The rate hike comes after the most recent inflation report from the Bureau of Labor Statistics showed that the Consumer Price Index rose 8.2% year-over-year as of September, with the 0.4% month-to-month increase exceeding analysts’ forecasts. Despite energy costs falling in some categories, a 0.8% surge in food prices and a 0.7% increase in shelter prices contributed to the headline number.
Policymakers at the Federal Reserve had pegged a near-zero target interest rate and acquired government bonds to stimulate the economy over much of the past two years to mitigate the effects of the lockdown-induced recession. Many leading economists have more recently criticized the central bank amid the return to a contractionary monetary regime, contending that officials who were slow in their response to rising price levels are now inflicting undue harm through their zeal to handle inflation.
Fallout from the rising interest rates has especially impacted the housing market as elevated mortgage rates decrease affordability.
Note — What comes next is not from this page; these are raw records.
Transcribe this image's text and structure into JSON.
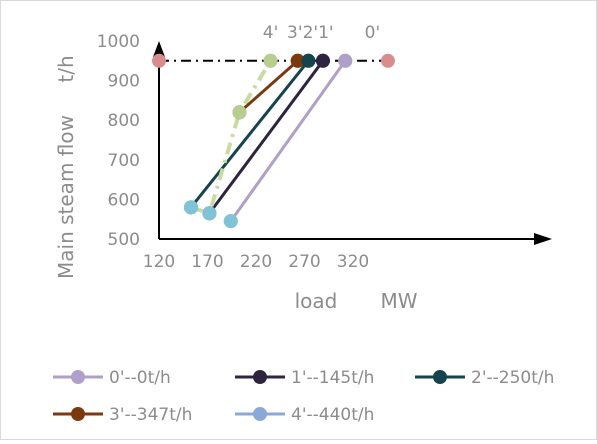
{
  "chart_data": {
    "type": "line",
    "xlabel": "load MW",
    "ylabel": "Main steam flow t/h",
    "xlim": [
      120,
      370
    ],
    "ylim": [
      500,
      1000
    ],
    "x_ticks": [
      "120",
      "170",
      "220",
      "270",
      "320"
    ],
    "y_ticks": [
      "500",
      "600",
      "700",
      "800",
      "900",
      "1000"
    ],
    "grid": false,
    "legend": "bottom",
    "reference_line": {
      "y": 950,
      "x_start": 120,
      "x_end": 356,
      "style": "dash-dot",
      "color": "#000000"
    },
    "series": [
      {
        "name": "0'--0t/h",
        "color": "#b09fc9",
        "points": [
          [
            194,
            545
          ],
          [
            312,
            950
          ]
        ]
      },
      {
        "name": "1'--145t/h",
        "color": "#2e2440",
        "points": [
          [
            172,
            565
          ],
          [
            289,
            950
          ]
        ]
      },
      {
        "name": "2'--250t/h",
        "color": "#15444f",
        "points": [
          [
            153,
            580
          ],
          [
            274,
            950
          ]
        ]
      },
      {
        "name": "3'--347t/h",
        "color": "#7a3a0e",
        "points": [
          [
            203,
            820
          ],
          [
            263,
            950
          ]
        ]
      },
      {
        "name": "4'--440t/h",
        "color": "#8aa9d8",
        "line_color": "#c8dca0",
        "points": [
          [
            153,
            580
          ],
          [
            172,
            565
          ],
          [
            203,
            820
          ],
          [
            235,
            950
          ]
        ]
      }
    ],
    "extra_points": [
      {
        "label": "0'",
        "x": 356,
        "y": 950,
        "color": "#d98c8c"
      },
      {
        "label": "",
        "x": 120,
        "y": 950,
        "color": "#d98c8c"
      }
    ],
    "point_labels": [
      "4'",
      "3'",
      "2'",
      "1'",
      "0'"
    ]
  }
}
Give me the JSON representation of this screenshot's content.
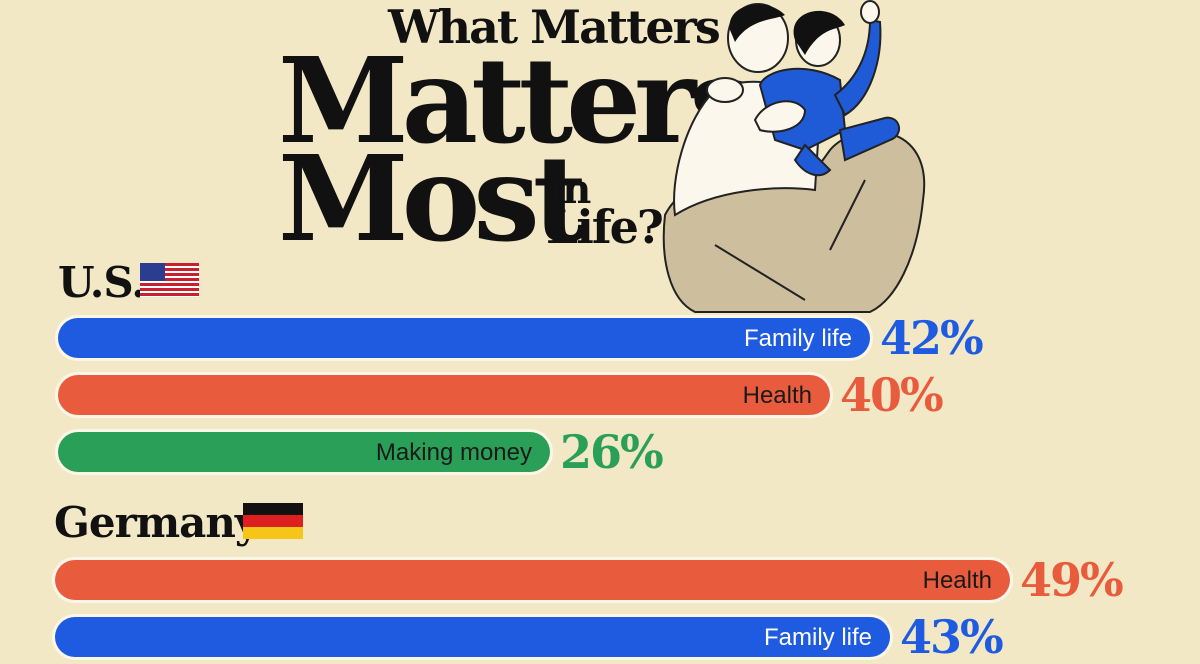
{
  "header": {
    "title_small": "What Matters",
    "title_line1": "Matters",
    "title_line2": "Most",
    "title_in": "in",
    "title_life": "Life?"
  },
  "illustration": {
    "name": "parent-holding-child",
    "colors": {
      "child_outfit": "#1f5bd6",
      "parent_pants": "#cdbf9e"
    }
  },
  "colors": {
    "family": "#1e5be0",
    "health": "#e85b3d",
    "money": "#2a9f57",
    "pct_family": "#1e5be0",
    "pct_health": "#e85b3d",
    "pct_money": "#2a9f57"
  },
  "chart_data": {
    "type": "bar",
    "orientation": "horizontal",
    "unit": "%",
    "groups": [
      {
        "country": "U.S.",
        "flag": "us-flag",
        "bars": [
          {
            "label": "Family life",
            "value": 42,
            "category": "family"
          },
          {
            "label": "Health",
            "value": 40,
            "category": "health"
          },
          {
            "label": "Making money",
            "value": 26,
            "category": "money"
          }
        ]
      },
      {
        "country": "Germany",
        "flag": "germany-flag",
        "bars": [
          {
            "label": "Health",
            "value": 49,
            "category": "health"
          },
          {
            "label": "Family life",
            "value": 43,
            "category": "family"
          }
        ]
      }
    ]
  }
}
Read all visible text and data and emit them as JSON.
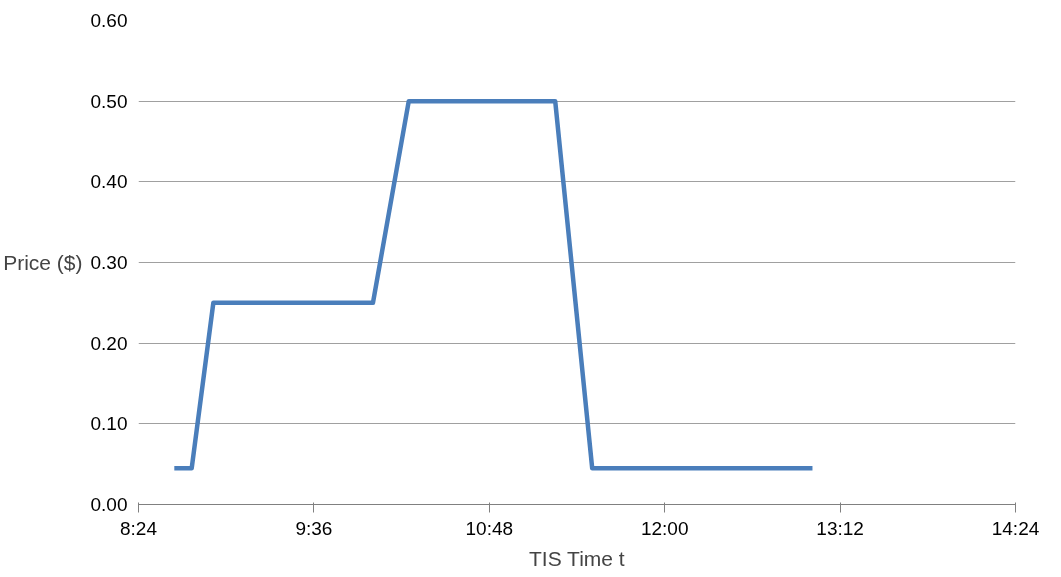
{
  "chart_data": {
    "type": "line",
    "xlabel": "TIS Time t",
    "ylabel": "Price ($)",
    "x": [
      8.645,
      8.764,
      8.912,
      10.004,
      10.249,
      11.251,
      11.504,
      13.011
    ],
    "series": [
      {
        "color": "#4a7ebb",
        "values": [
          0.045,
          0.045,
          0.25,
          0.25,
          0.5,
          0.5,
          0.045,
          0.045
        ]
      }
    ],
    "xlim": [
      8.4,
      14.4
    ],
    "ylim": [
      0,
      0.6
    ],
    "xticks": [
      {
        "value": 8.4,
        "label": "8:24"
      },
      {
        "value": 9.6,
        "label": "9:36"
      },
      {
        "value": 10.8,
        "label": "10:48"
      },
      {
        "value": 12.0,
        "label": "12:00"
      },
      {
        "value": 13.2,
        "label": "13:12"
      },
      {
        "value": 14.4,
        "label": "14:24"
      }
    ],
    "yticks": [
      {
        "value": 0,
        "label": "0.00"
      },
      {
        "value": 0.1,
        "label": "0.10"
      },
      {
        "value": 0.2,
        "label": "0.20"
      },
      {
        "value": 0.3,
        "label": "0.30"
      },
      {
        "value": 0.4,
        "label": "0.40"
      },
      {
        "value": 0.5,
        "label": "0.50"
      },
      {
        "value": 0.6,
        "label": "0.60"
      }
    ],
    "grid": "y",
    "marker": "none",
    "line_style": "solid"
  }
}
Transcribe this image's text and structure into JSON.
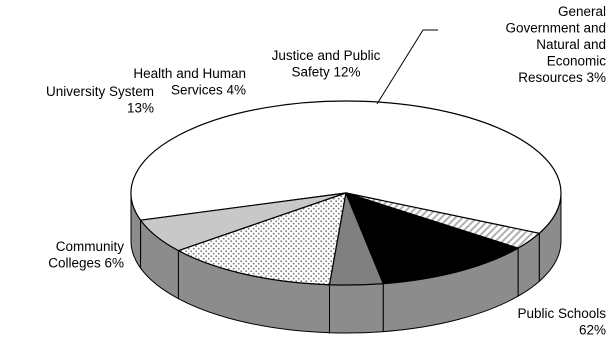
{
  "chart_data": {
    "type": "pie",
    "three_d": true,
    "legend": "none",
    "slices": [
      {
        "label_lines": [
          "Public Schools",
          "62%"
        ],
        "value": 62,
        "pattern": "white"
      },
      {
        "label_lines": [
          "Community",
          "Colleges 6%"
        ],
        "value": 6,
        "pattern": "light-gray"
      },
      {
        "label_lines": [
          "University System",
          "13%"
        ],
        "value": 13,
        "pattern": "dotted"
      },
      {
        "label_lines": [
          "Health and Human",
          "Services 4%"
        ],
        "value": 4,
        "pattern": "dark-gray"
      },
      {
        "label_lines": [
          "Justice and Public",
          "Safety 12%"
        ],
        "value": 12,
        "pattern": "black"
      },
      {
        "label_lines": [
          "General",
          "Government and",
          "Natural and",
          "Economic",
          "Resources 3%"
        ],
        "value": 3,
        "pattern": "diagonal-hatch"
      }
    ],
    "colors": {
      "white": "#ffffff",
      "light-gray": "#c8c8c8",
      "dark-gray": "#808080",
      "black": "#000000",
      "side": "#8c8c8c",
      "outline": "#000000"
    }
  }
}
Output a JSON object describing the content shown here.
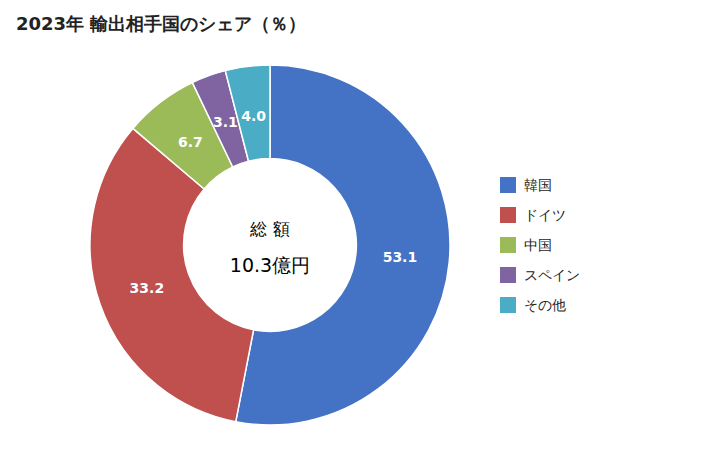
{
  "chart_data": {
    "type": "donut",
    "title": "2023年 輸出相手国のシェア（％）",
    "categories": [
      "韓国",
      "ドイツ",
      "中国",
      "スペイン",
      "その他"
    ],
    "values": [
      53.1,
      33.2,
      6.7,
      3.1,
      4.0
    ],
    "value_labels": [
      "53.1",
      "33.2",
      "6.7",
      "3.1",
      "4.0"
    ],
    "colors": [
      "#4472C4",
      "#C0504D",
      "#9BBB59",
      "#8064A2",
      "#4BACC6"
    ],
    "annotations": [
      "総 額",
      "10.3億円"
    ],
    "data_labels": true,
    "legend": "right"
  }
}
The 30-year fixed mortgage rate has remained below 3% for much of the past two years, according to data from government-backed mortgage company Freddie Mac. Since the beginning of the year, however, the rate has surged from just over 3% to surpass 7%, including a jump of nearly 1% in less than one month.
Federal Reserve officials have repeatedly warned markets that economic growth will be “essentially flat” in the second half of the year following two consecutive quarters of negative growth, implying that the United States had entered a technical recession.
“The moderation in demand due to monetary policy tightening is only partly realized so far. The transmission of tighter policy is most evident in highly interest-sensitive sectors like housing, where mortgage rates have more than doubled year to date and house price appreciation has fallen sharply over recent months and is on track to soon be flat,” Federal Reserve Vice Chair Lael Brainard commented last month during a conference in Chicago. “In other sectors, lags in transmission mean that policy actions to date will have their full effect on activity in coming quarters, and the effect on price setting may take longer. The moderation in demand should be reinforced by the concurrent rapid global tightening of monetary policy.”
In a similar speech delivered over the summer, Federal Reserve Chair Jerome Powell affirmed that the central bank remains committed to stable inflation. “Price stability is the responsibility of the Federal Reserve and serves as the bedrock of our economy,” he said. “Without price stability, the economy does not work for anyone. In particular, without price stability, we will not achieve a sustained period of strong labor market conditions that benefit all. The burdens of high inflation fall heaviest on those who are least able to bear them.”